Shale driller: Will idle last rigs

Low prices cited by Southwestern

Southwestern Energy Co., the main producer in the Fayetteville Shale, plans to pull its two remaining drilling rigs from the natural gas play as plunging natural gas and oil prices continue to roil the energy industry.

The Houston-based company sent an email to contractors this week saying that once a project is finished, "drilling in the Fayetteville will be ceased for the foreseeable future."

"Due to challenging gas prices [Southwestern Energy] is decreasing activity levels in the Fayetteville," the email said.

When asked about the email and Southwestern Energy's operations in the Fayetteville Shale, spokesman Christina Fowler said the company is "idling our last two rigs that are operating into the rest of 2015. Anything after that I cannot comment."

In August, Southwestern Energy laid off 80 employees in Arkansas.

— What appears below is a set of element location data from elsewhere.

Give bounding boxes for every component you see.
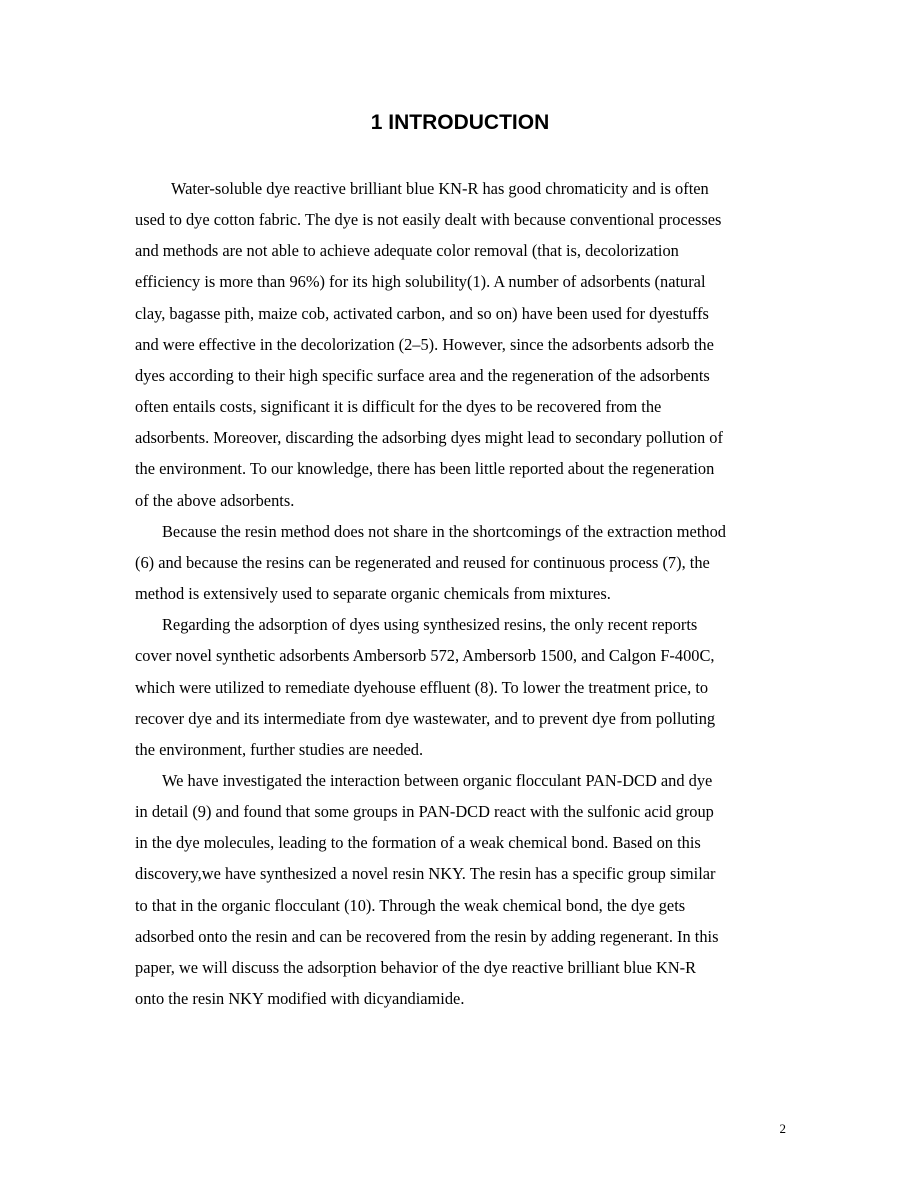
text-line: the environment. To our knowledge, there has been little reported about the regeneration bbox=[135, 459, 715, 479]
text-line: used to dye cotton fabric. The dye is not easily dealt with because conventional processes bbox=[135, 210, 722, 230]
text-line: Regarding the adsorption of dyes using synthesized resins, the only recent reports bbox=[162, 615, 698, 635]
text-line: efficiency is more than 96%) for its high solubility(1). A number of adsorbents (natural bbox=[135, 272, 706, 292]
text-line: recover dye and its intermediate from dye wastewater, and to prevent dye from polluting bbox=[135, 708, 716, 728]
text-line: of the above adsorbents. bbox=[135, 490, 295, 510]
paragraph-1 bbox=[135, 173, 787, 516]
paragraph-2 bbox=[135, 516, 787, 609]
text-line: adsorbed onto the resin and can be recovered from the resin by adding regenerant. In this bbox=[135, 926, 719, 946]
text-line: Water-soluble dye reactive brilliant blue KN-R has good chromaticity and is often bbox=[171, 179, 709, 198]
text-line: to that in the organic flocculant (10). Through the weak chemical bond, the dye gets bbox=[135, 895, 686, 915]
text-line: method is extensively used to separate organic chemicals from mixtures. bbox=[135, 584, 611, 604]
text-line: onto the resin NKY modified with dicyandiamide. bbox=[135, 989, 465, 1009]
text-line: Because the resin method does not share in the shortcomings of the extraction method bbox=[162, 521, 726, 541]
text-line: in the dye molecules, leading to the formation of a weak chemical bond. Based on this bbox=[135, 833, 701, 853]
text-line: dyes according to their high specific surface area and the regeneration of the adsorbents bbox=[135, 365, 710, 385]
text-line: often entails costs, significant it is difficult for the dyes to be recovered from the bbox=[135, 397, 662, 417]
section-body bbox=[135, 173, 787, 1014]
text-line: clay, bagasse pith, maize cob, activated carbon, and so on) have been used for dyestuffs bbox=[135, 303, 709, 323]
text-line: adsorbents. Moreover, discarding the adsorbing dyes might lead to secondary pollution of bbox=[135, 428, 723, 448]
text-line: in detail (9) and found that some groups in PAN-DCD react with the sulfonic acid group bbox=[135, 802, 714, 822]
text-line: paper, we will discuss the adsorption behavior of the dye reactive brilliant blue KN-R bbox=[135, 957, 697, 977]
text-line: which were utilized to remediate dyehouse effluent (8). To lower the treatment price, to bbox=[135, 677, 709, 697]
text-line: cover novel synthetic adsorbents Ambersorb 572, Ambersorb 1500, and Calgon F-400C, bbox=[135, 646, 715, 666]
text-line: (6) and because the resins can be regenerated and reused for continuous process (7), the bbox=[135, 552, 710, 572]
text-line: the environment, further studies are needed. bbox=[135, 739, 424, 759]
text-line: and methods are not able to achieve adequate color removal (that is, decolorization bbox=[135, 241, 679, 261]
paragraph-4 bbox=[135, 765, 787, 1014]
text-line: We have investigated the interaction between organic flocculant PAN-DCD and dye bbox=[162, 770, 713, 790]
text-line: discovery,we have synthesized a novel resin NKY. The resin has a specific group similar bbox=[135, 864, 716, 884]
page-number: 2 bbox=[779, 1121, 786, 1136]
paragraph-3 bbox=[135, 609, 787, 765]
text-line: and were effective in the decolorization (2–5). However, since the adsorbents adsorb the bbox=[135, 334, 714, 354]
section-heading: 1 INTRODUCTION bbox=[370, 111, 550, 134]
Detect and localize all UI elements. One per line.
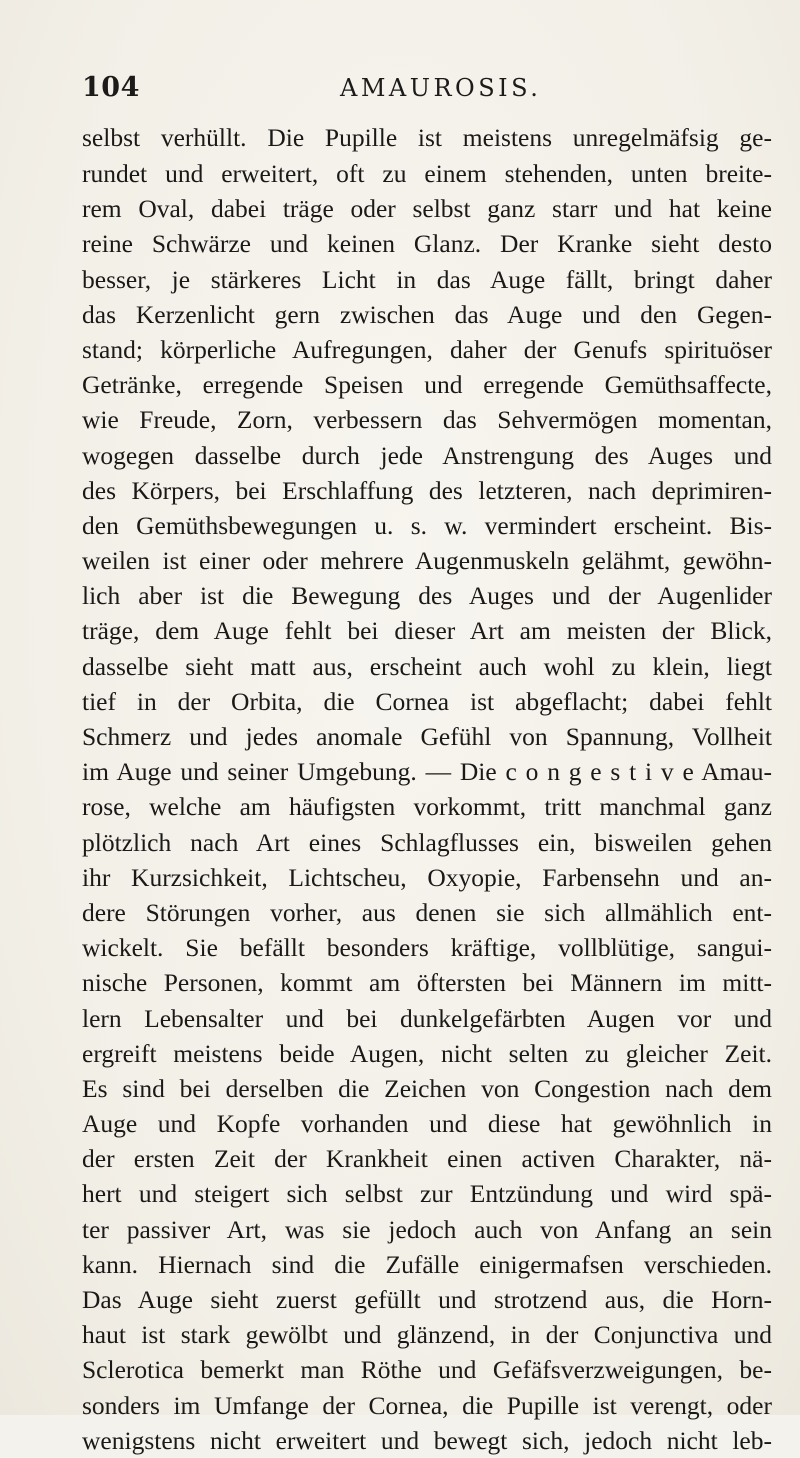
text-line: kann. Hiernach sind die Zufälle einigermafsen verschieden. bbox=[82, 1249, 772, 1279]
text-line: selbst verhüllt. Die Pupille ist meistens unregelmäfsig ge- bbox=[82, 123, 772, 152]
text-line: Es sind bei derselben die Zeichen von Congestion nach dem bbox=[82, 1073, 772, 1103]
text-line: den Gemüthsbewegungen u. s. w. vermindert erscheint. Bis- bbox=[82, 510, 772, 540]
text-line: sonders im Umfange der Cornea, die Pupille ist verengt, oder bbox=[82, 1390, 772, 1420]
text-line: wickelt. Sie befällt besonders kräftige, vollblütige, sangui- bbox=[82, 933, 772, 963]
text-line: Schmerz und jedes anomale Gefühl von Spannung, Vollheit bbox=[82, 722, 772, 751]
text-line: wogegen dasselbe durch jede Anstrengung des Auges und bbox=[82, 440, 772, 470]
text-line: rundet und erweitert, oft zu einem stehenden, unten breite- bbox=[82, 159, 772, 188]
text-line: ergreift meistens beide Augen, nicht selten zu gleicher Zeit. bbox=[82, 1038, 772, 1068]
text-line: wie Freude, Zorn, verbessern das Sehvermögen momentan, bbox=[82, 405, 772, 435]
page-header bbox=[82, 72, 762, 112]
text-line: ter passiver Art, was sie jedoch auch von Anfang an sein bbox=[82, 1214, 772, 1244]
text-line: tief in der Orbita, die Cornea ist abgeflacht; dabei fehlt bbox=[82, 686, 772, 716]
text-line: dere Störungen vorher, aus denen sie sich allmählich ent- bbox=[82, 897, 772, 927]
text-line: Sclerotica bemerkt man Röthe und Gefäfsverzweigungen, be- bbox=[82, 1355, 772, 1385]
text-line: weilen ist einer oder mehrere Augenmuskeln gelähmt, gewöhn- bbox=[82, 546, 772, 576]
text-line: reine Schwärze und keinen Glanz. Der Kranke sieht desto bbox=[82, 229, 772, 259]
text-line: besser, je stärkeres Licht in das Auge fällt, bringt daher bbox=[82, 264, 772, 294]
text-line: rose, welche am häufigsten vorkommt, tritt manchmal ganz bbox=[82, 792, 772, 822]
text-line: rem Oval, dabei träge oder selbst ganz starr und hat keine bbox=[82, 194, 772, 224]
text-line: im Auge und seiner Umgebung. — Die c o n g e s t i v e Amau- bbox=[82, 757, 772, 787]
text-line: nische Personen, kommt am öftersten bei Männern im mitt- bbox=[82, 968, 772, 998]
text-line: Auge und Kopfe vorhanden und diese hat gewöhnlich in bbox=[82, 1109, 772, 1139]
body-text bbox=[82, 120, 772, 1458]
page-number: 104 bbox=[82, 72, 140, 103]
running-head: AMAUROSIS. bbox=[340, 74, 542, 102]
text-line: wenigstens nicht erweitert und bewegt sich, jedoch nicht leb- bbox=[82, 1425, 772, 1455]
text-line: lern Lebensalter und bei dunkelgefärbten Augen vor und bbox=[82, 1003, 772, 1033]
text-line: Das Auge sieht zuerst gefüllt und strotzend aus, die Horn- bbox=[82, 1285, 772, 1314]
text-line: des Körpers, bei Erschlaffung des letzteren, nach deprimiren- bbox=[82, 475, 772, 505]
text-line: plötzlich nach Art eines Schlagflusses ein, bisweilen gehen bbox=[82, 827, 772, 857]
text-line: ihr Kurzsichkeit, Lichtscheu, Oxyopie, Farbensehn und an- bbox=[82, 862, 772, 892]
text-line: das Kerzenlicht gern zwischen das Auge und den Gegen- bbox=[82, 299, 772, 329]
text-line: der ersten Zeit der Krankheit einen activen Charakter, nä- bbox=[82, 1144, 772, 1174]
text-line: Getränke, erregende Speisen und erregende Gemüthsaffecte, bbox=[82, 370, 772, 400]
text-line: haut ist stark gewölbt und glänzend, in der Conjunctiva und bbox=[82, 1320, 772, 1350]
text-line: stand; körperliche Aufregungen, daher der Genufs spirituöser bbox=[82, 334, 772, 364]
text-line: träge, dem Auge fehlt bei dieser Art am meisten der Blick, bbox=[82, 616, 772, 646]
text-line: hert und steigert sich selbst zur Entzündung und wird spä- bbox=[82, 1179, 772, 1209]
text-line: dasselbe sieht matt aus, erscheint auch wohl zu klein, liegt bbox=[82, 651, 772, 681]
text-line: lich aber ist die Bewegung des Auges und der Augenlider bbox=[82, 581, 772, 611]
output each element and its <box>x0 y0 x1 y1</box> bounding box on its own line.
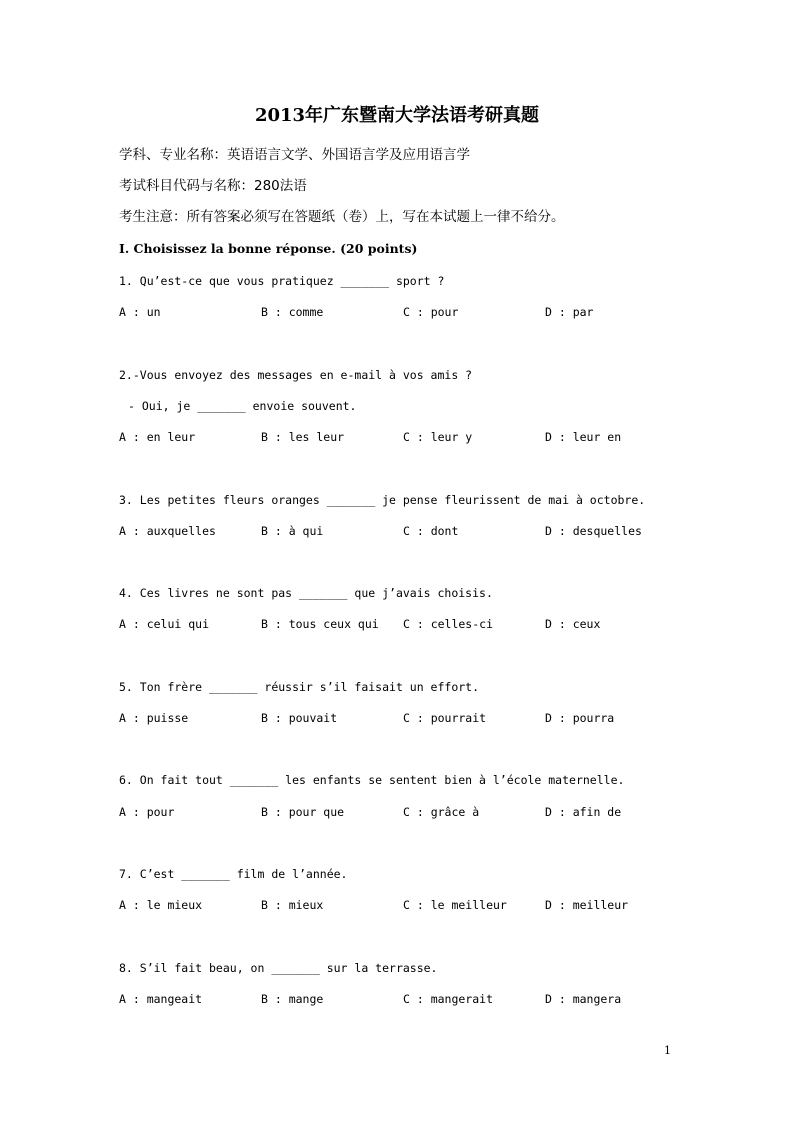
option-c: C : dont <box>403 524 459 538</box>
question-text: 6. On fait tout _______ les enfants se sentent bien à l’école maternelle. <box>119 773 625 787</box>
option-a: A : puisse <box>119 711 189 725</box>
option-c: C : pourrait <box>403 711 487 725</box>
option-b: B : mieux <box>261 898 324 912</box>
option-b: B : pouvait <box>261 711 338 725</box>
option-d: D : ceux <box>545 617 601 631</box>
question-text: 4. Ces livres ne sont pas _______ que j’avais choisis. <box>119 586 493 600</box>
page-number: 1 <box>664 1044 671 1057</box>
option-d: D : afin de <box>545 805 622 819</box>
option-a: A : le mieux <box>119 898 203 912</box>
question-text: 7. C’est _______ film de l’année. <box>119 867 348 881</box>
option-a: A : mangeait <box>119 992 203 1006</box>
question-text: 3. Les petites fleurs oranges _______ je pense fleurissent de mai à octobre. <box>119 493 646 507</box>
notice-line: 考生注意：所有答案必须写在答题纸（卷）上，写在本试题上一律不给分。 <box>119 209 565 225</box>
question-text: 2.-Vous envoyez des messages en e-mail à vos amis ? <box>119 368 473 382</box>
option-b: B : les leur <box>261 430 345 444</box>
option-d: D : par <box>545 305 594 319</box>
option-d: D : meilleur <box>545 898 629 912</box>
option-a: A : en leur <box>119 430 196 444</box>
option-d: D : leur en <box>545 430 622 444</box>
option-c: C : mangerait <box>403 992 494 1006</box>
question-text: 1. Qu’est-ce que vous pratiquez _______ sport ? <box>119 274 445 288</box>
options-row <box>119 991 719 1007</box>
options-row <box>119 523 719 539</box>
option-b: B : mange <box>261 992 324 1006</box>
option-c: C : leur y <box>403 430 473 444</box>
option-b: B : comme <box>261 305 324 319</box>
exam-code-line: 考试科目代码与名称：280法语 <box>119 178 307 194</box>
option-b: B : tous ceux qui <box>261 617 379 631</box>
question-text: 5. Ton frère _______ réussir s’il faisait un effort. <box>119 680 480 694</box>
option-a: A : pour <box>119 805 175 819</box>
page-title: 2013年广东暨南大学法语考研真题 <box>254 105 540 126</box>
question-subline: - Oui, je _______ envoie souvent. <box>128 399 357 413</box>
option-c: C : le meilleur <box>403 898 507 912</box>
option-a: A : celui qui <box>119 617 210 631</box>
option-d: D : mangera <box>545 992 622 1006</box>
question-text: 8. S’il fait beau, on _______ sur la terrasse. <box>119 961 438 975</box>
option-c: C : grâce à <box>403 805 480 819</box>
options-row <box>119 429 719 445</box>
option-c: C : pour <box>403 305 459 319</box>
option-a: A : un <box>119 305 161 319</box>
options-row <box>119 304 719 320</box>
section-heading: I. Choisissez la bonne réponse. (20 points) <box>119 241 418 256</box>
options-row <box>119 804 719 820</box>
option-c: C : celles-ci <box>403 617 494 631</box>
options-row <box>119 616 719 632</box>
option-b: B : à qui <box>261 524 324 538</box>
subject-line: 学科、专业名称：英语语言文学、外国语言学及应用语言学 <box>119 147 470 163</box>
options-row <box>119 710 719 726</box>
option-d: D : pourra <box>545 711 615 725</box>
option-b: B : pour que <box>261 805 345 819</box>
option-a: A : auxquelles <box>119 524 216 538</box>
options-row <box>119 897 719 913</box>
option-d: D : desquelles <box>545 524 642 538</box>
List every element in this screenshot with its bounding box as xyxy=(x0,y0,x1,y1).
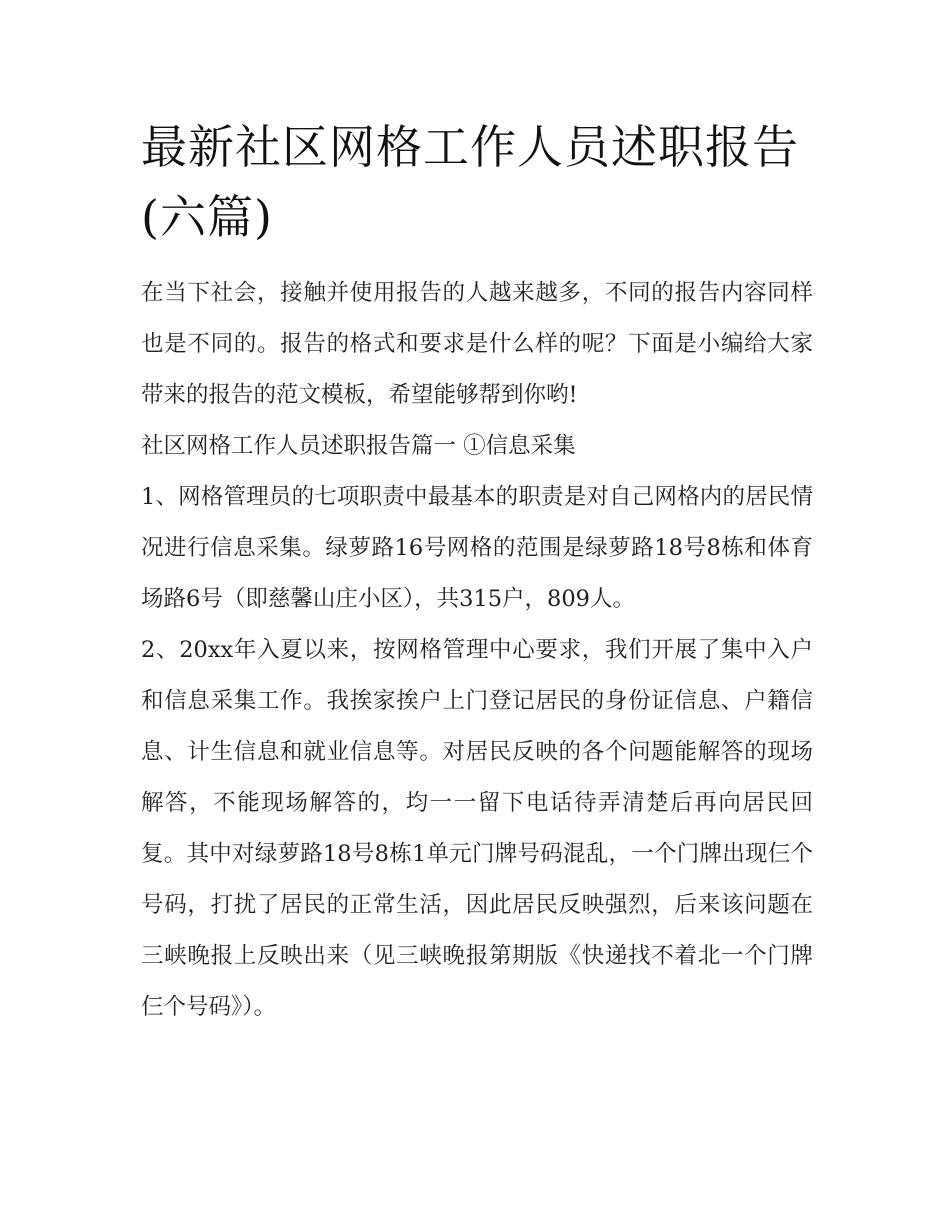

The company attributed the layoffs to steps the company was taking to reduce its operations and capital budgets in response to low commodity prices.

Southwestern Energy also said earlier this year that it planned to spend 40 percent less in Arkansas this year, and the company slashed its overall capital investment, a step other energy firms have taken because of low natural gas and oil prices.

When asked about the possibility of more layoffs, Fowler said Friday: "There has been no layoff announcement made."

The move by Southwestern Energy to idle its rigs comes as U.S. energy companies try to cut costs by scaling back their operations during a slump in natural gas and oil prices. As a result, they have been pulling drilling rigs and making other spending cuts.

Low natural gas prices, in particular, have hit producers in the Fayetteville Shale in north-central Arkansas where drilling activities have dramatically decreased since the peak of activity in 2008.

In 2008, there were 60 rigs in Arkansas. There were three rigs in the state Friday, according to Baker Hughes, an oil-field service company.

Exploration and drilling activity in the past several years have shifted from the Fayetteville Shale to other shale formations.

Those formations, such as the Eagle Ford Shale in Texas and Marcellus in the Northeast, produce oil and natural gas liquids -- such as ethane and butane -- which are more profitable than the dry gas found in the Fayetteville Shale.

The other two main producers in the Fayetteville Shale, BHP Billiton Ltd. and XTO Energy Inc., a subsidiary of Exxon Mobil Corp., have also reduced their operations in the formation.

XTO Energy has no active rigs in the state. BHP Billiton, which placed its Fayetteville Shale assets for sale briefly last year, has previously said that the company is doing completion and remedial work in the shale. The company did not return emails seeking comment on Friday.